Рассказ из книги «Служенье муз»
Левитан подошел к запруде: бревна мостки, глубокий черный омут, над омутом лес глухой, темный, тропинка, убегающая в лес – это то, что нужно! Художник сделал наброски и стал писать акварельный этюд прямо с натуры. Он так погрузился в работу, что не заметил, сколько прошло времени.
У омута, 1892 г. Исаак Ильич Левитан
– А, вот вы где, – услышал он неожиданно.
– Это вы, Лика!
– Вас заждались, грустный художник, самовар остывает! Чехов и домочадцы волнуются.
– Дайте-ка мне еще минут пять.
– Хорошо, посижу на пенечке, подожду, – согласилась девушка, – я ведь не помешаю?
– Нет, нет, напротив, – отозвался Левитан. – Почитайте мне из пушкинской «Русалки», Лика. – Ведь именно здесь он сочинил ее.
– С удовольствием, – отозвалась девушка. –
Невольно к этим грустным берегам
Меня влечет неведомая сила,
Все здесь напоминает мне былое
И вольной красной юности моей
Любимую. Хоть горестную повесть.
– Это монолог князя, – узнал Левитан.
– Да, сюжет поэмы банален (любовь, коварство, измена), но текст по-шекспировски глубок:
– Мой милый друг, ты знаешь, нет на свете
Блаженства прочного: ни знатный род,
Ни красота, ни сила, ни богатство –
Ничто беды не может миновать…
– Антоша тоже восхищается ими, – художник на мгновенье остановился и внимательно посмотрел на Лику.
– Знаете, Левитан, а ведь на вас та же печать гениальности…точнее на ваших картинах.

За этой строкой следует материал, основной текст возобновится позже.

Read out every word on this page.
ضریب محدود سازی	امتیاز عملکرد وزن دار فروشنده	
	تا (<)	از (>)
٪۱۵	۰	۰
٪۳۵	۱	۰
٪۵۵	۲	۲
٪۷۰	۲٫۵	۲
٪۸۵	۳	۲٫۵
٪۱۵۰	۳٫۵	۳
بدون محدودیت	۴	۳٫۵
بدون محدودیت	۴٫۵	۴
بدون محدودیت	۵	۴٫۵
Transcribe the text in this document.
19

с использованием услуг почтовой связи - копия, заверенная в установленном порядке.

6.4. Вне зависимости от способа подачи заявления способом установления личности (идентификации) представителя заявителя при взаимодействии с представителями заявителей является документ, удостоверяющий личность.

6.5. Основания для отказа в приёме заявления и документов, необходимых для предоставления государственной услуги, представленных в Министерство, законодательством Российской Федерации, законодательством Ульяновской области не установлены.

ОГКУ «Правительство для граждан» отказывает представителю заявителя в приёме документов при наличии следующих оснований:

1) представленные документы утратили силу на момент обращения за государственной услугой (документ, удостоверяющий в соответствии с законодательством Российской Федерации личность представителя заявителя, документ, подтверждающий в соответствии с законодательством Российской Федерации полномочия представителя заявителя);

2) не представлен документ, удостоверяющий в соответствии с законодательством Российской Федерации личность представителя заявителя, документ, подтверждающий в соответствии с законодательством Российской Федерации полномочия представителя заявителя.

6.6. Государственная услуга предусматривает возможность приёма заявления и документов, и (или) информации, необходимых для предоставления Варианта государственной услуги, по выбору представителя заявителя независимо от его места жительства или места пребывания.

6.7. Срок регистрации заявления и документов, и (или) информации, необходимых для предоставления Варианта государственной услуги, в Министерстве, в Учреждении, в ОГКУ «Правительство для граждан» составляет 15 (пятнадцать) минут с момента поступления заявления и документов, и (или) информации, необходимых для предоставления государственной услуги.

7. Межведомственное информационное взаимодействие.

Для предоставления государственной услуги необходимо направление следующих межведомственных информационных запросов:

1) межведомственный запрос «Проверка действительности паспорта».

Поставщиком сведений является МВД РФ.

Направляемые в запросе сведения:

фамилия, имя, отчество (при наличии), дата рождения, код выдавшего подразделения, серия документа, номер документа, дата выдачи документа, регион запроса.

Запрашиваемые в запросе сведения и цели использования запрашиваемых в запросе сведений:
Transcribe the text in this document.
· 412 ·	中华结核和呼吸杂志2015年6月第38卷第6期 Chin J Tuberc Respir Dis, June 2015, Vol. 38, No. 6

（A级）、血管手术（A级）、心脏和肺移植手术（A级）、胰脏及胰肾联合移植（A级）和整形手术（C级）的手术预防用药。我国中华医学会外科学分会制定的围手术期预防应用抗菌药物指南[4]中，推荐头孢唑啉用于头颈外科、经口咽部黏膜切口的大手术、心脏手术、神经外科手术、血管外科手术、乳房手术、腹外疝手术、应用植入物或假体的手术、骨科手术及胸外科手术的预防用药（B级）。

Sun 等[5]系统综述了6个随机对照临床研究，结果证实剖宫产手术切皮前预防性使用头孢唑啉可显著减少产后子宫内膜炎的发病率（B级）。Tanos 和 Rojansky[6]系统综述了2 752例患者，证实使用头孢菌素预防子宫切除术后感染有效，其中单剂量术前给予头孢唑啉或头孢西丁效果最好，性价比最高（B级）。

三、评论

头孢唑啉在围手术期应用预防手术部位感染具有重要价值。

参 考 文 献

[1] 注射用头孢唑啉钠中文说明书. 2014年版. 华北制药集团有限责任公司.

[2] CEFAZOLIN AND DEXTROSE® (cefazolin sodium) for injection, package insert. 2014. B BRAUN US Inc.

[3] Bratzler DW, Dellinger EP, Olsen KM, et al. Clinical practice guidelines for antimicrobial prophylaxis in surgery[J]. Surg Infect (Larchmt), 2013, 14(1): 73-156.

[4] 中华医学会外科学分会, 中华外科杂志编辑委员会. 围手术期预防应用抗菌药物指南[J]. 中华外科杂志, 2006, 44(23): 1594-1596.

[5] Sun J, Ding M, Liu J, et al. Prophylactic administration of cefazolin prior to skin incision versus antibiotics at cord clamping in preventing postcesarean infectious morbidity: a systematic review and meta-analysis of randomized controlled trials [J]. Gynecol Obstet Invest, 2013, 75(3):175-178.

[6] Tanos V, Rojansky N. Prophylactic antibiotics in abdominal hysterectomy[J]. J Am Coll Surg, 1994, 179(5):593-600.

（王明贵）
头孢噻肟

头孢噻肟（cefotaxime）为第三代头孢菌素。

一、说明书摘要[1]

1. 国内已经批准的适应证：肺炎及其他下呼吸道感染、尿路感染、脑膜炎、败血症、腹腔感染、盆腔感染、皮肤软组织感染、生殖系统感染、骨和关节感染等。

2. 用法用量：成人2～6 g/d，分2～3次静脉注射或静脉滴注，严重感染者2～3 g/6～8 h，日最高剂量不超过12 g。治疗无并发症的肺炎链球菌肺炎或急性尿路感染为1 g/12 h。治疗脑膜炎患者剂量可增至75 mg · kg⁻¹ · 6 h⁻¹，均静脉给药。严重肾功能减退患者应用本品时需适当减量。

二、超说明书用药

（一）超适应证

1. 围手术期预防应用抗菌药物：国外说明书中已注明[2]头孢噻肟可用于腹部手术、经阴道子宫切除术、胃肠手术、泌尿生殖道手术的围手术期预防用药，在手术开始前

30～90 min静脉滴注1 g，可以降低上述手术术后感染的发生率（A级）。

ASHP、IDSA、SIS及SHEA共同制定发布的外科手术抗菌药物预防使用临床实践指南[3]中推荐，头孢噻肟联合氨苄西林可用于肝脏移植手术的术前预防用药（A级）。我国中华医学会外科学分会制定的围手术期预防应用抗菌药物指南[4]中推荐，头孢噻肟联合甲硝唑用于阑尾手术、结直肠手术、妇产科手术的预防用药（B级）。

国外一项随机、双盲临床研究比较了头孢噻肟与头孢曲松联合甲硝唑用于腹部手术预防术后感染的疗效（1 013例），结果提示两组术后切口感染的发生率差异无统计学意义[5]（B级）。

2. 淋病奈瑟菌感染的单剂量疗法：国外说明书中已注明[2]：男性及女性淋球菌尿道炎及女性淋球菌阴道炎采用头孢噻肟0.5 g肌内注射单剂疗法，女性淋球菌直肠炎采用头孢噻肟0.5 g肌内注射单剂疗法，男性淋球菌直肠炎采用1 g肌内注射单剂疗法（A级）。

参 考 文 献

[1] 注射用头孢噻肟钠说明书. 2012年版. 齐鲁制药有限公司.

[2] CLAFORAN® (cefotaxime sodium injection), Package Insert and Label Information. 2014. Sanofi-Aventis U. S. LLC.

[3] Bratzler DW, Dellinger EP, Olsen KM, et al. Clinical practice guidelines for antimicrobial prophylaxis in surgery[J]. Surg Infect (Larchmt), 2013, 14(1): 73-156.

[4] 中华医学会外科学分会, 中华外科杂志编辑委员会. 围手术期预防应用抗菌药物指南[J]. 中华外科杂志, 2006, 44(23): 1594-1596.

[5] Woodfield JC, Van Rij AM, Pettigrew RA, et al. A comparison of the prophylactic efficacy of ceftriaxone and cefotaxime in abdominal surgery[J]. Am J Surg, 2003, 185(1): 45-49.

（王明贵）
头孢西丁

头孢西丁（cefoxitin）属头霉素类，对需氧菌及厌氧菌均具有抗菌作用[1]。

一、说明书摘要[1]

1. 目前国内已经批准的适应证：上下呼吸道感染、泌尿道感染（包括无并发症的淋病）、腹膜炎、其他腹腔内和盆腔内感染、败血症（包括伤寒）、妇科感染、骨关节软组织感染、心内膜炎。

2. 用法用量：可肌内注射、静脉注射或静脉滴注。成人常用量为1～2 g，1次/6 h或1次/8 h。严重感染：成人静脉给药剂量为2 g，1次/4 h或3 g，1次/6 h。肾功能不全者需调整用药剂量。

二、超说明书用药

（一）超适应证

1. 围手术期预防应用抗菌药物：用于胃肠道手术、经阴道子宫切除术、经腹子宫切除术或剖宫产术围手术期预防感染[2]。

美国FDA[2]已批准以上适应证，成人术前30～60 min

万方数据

– Вы смеетесь надо мной, милое создание?!
– Ну что особенного в полуразвалившихся мостках, в заросшей тропинке, с точки зрения обывателя? А вы из этого скромного уголка природы творите целую лирическую поэму.
– Этому научился я у наставника своего Алексея Кондратьевича.
– Вы говорите о Саврасове?
– Да. Он сам беззаветно любил природу и учеников своих заразил этой страстью.
Сосновый бор на берегу реки, 1890-е Алексей Саврасов
Каждую весну выводил нас на мотивы за город. Это было неслыханно по тем временам. Академики говорили: ландшафт – лишь фон для библейского или мифологического сюжета. И копировать пейзажи надлежало с картин признанных французских мастеров. Пуссен считался – образцом классического пейзажа. Понимаете, что это означает: писать природу в залах Эрмитажа.
– А Саврасов вывел вас на пленэр?
– «В пейзаже должен быть воздух!» – говорил он. – Сумеешь передать ощущение воздуха – картина получится живой!
– Ваши картины подобны распахнутому окну, в них много воздуха, но отчего вы выбираете мотивы грустные, элегические?
– Они выходят у меня лучше всего.
– Неправда, ваш этюд в солнечный день и ваша черемуха – великолепны!
Черемуха, начало 1880-х Исаак Ильич Левитан
– Саврасов учил нас выбирать мотивы созвучные душе, а душа моя грустит, воспоминание тяготят.
– Антон говорил, что вы жили впроголодь.
– Порой мне даже негде было ночевать – я прятался в классе, спал на стульях. Однажды меня исключили из Училища: платить было нечем. Выручили товарищи, собрали и внесли за меня деньги.
– Но теперь-то вы художник признанный! Сам Третьяков покупает Ваши работы.
– Павел Михайлович стал моим добрым гением. Понравилась ему моя юношеская картина «Осенний день. Сокольники». И он заплатил за нее сто рублей, по тем временам это были огромные деньги.
Осенний день. Сокольники, 1879 г. Исаак Ильич Левитан
– Девушка на аллее?
– В моем пейзаже ее не было.
– Вот как, – удивилась Лика.
– Это Миша Чехов, мой однокашник, предложил вписать ее, я не стал возражать. Однако сам считал и считаю эту фигуру лишней. Был пейзаж, а получилась жанровая картинка.
– Значит, девушке в вашей картине не место?
– Душа моя ищет впечатлений странствий и никогда не насытится ими, живопись поглотила меня целиком.
– А если она любит Вас и готова следовать за вами повсюду?
– Боюсь, что она принимает увлечение за глубокое чувство.
– Вы считаете ее легкомысленной и капризной?
– Увы, для меня она – лишь прекрасное божество.
– И на том спасибо, – улыбнулась Лика,
– Пойдемте пить чай, капризное божество.
– Пойдемте, грустный художник.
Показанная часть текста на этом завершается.